An ex-police officer accused of being the Golden State Killer, a serial predator who terrorized much of California with a string of slayings, rapes and break-ins over 10 years, pleaded guilty on Monday to multiple murder and kidnapping charges.
Under terms of the unusual plea deal, outlined by prosecutors and Superior Court Judge Michael Bowman at Monday's hearing, DeAngelo faces a sentence of life in prison without the possibility of parole.
Joseph James DeAngelo, 74, has also been accused of committing over 50 rapes between 1975 and 1986.
In 2018, prosecutors from Sacramento, Contra Costa, Orange, Santa Barbara, Tulare and Ventura counties filed 26 charges against DeAngelo and consolidated the cases against him. The Vietnam War veteran spent six years in law enforcement before he was sacked for shoplifting dog repellent and a hammer from a drugstore.
Victims of the Golden State Killer and their families waited through his 13-year crime spree.
In February 1978, the "Golden State Killer" shot and killed Brian and Katie Maggiore, who were walking their dog in the Sacramento area.
On Feb. 5, 1981, 28-year-old Manuela Witthuhn was raped and killed while home alone in Irvine in Southern California.
Then, they waited through decades of investigation into his identity.
Despite the defendant's frail in-court appearance, Sacramento County Deputy District Attorney Thien Ho said in court that DeAngelo "feigned feeble incoherence" after being arrested in 2018.
DeAngelo became the first public arrest obtained through genetic genealogy, a new technique that takes the DNA of an unknown suspect left behind at a crime scene and identifies him or her by tracing a family tree through his or her family members, who voluntarily submit their DNA to public genealogy databases.

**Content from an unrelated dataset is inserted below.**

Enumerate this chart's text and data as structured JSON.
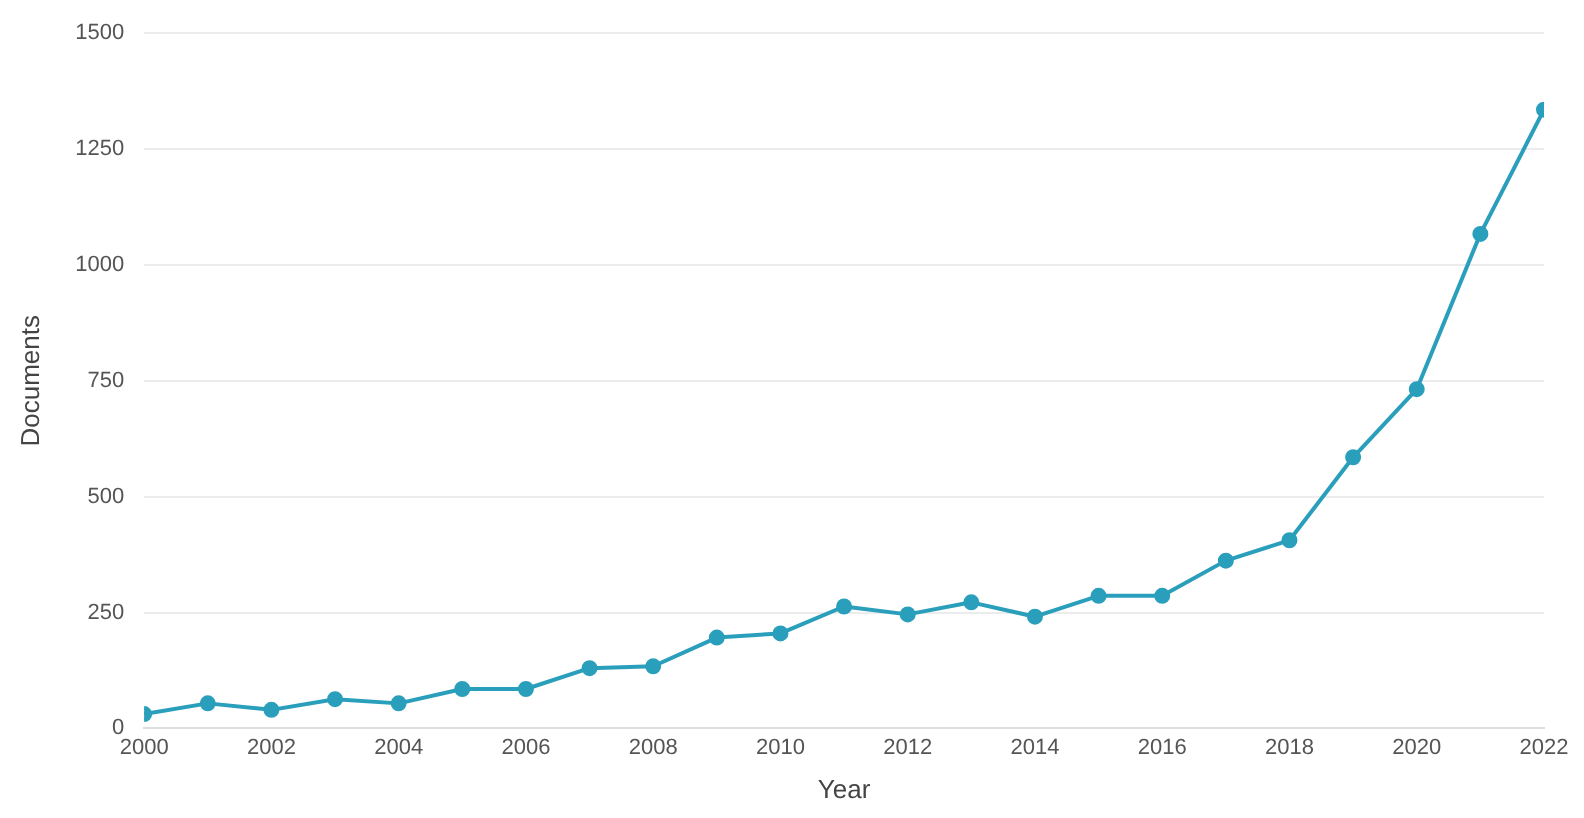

In addition to 13 murders and kidnappings, prosecutors said DeAngelo was known to have committed almost 50 rapes in all and more than 120 burglaries - majority in and around Sacramento, the eastern San Francisco Bay area and Southern California.
They then gathered DeAngelo's DNA on the handle of a auto door and a tissue in his garbage can, which matched the DNA from the crime scenes.
He spoke in a weak, raspy voice only to give yes and no answers to procedural questions from the judge, and later to answer "guilty" when asked to plea for the murders and "I admit", when asked to acknowledge the rapes and other crimes.
While sparing the defendant from a potential death sentence, the deal also saves a dwindling number of aging survivors, victims' families, witnesses and law enforcement officers involved in the case from prolonged legal proceedings, prosecutors said. Due to the large numbers of people attending, the hearing was held at a ballroom at California State University, Sacramento to allow for social distancing.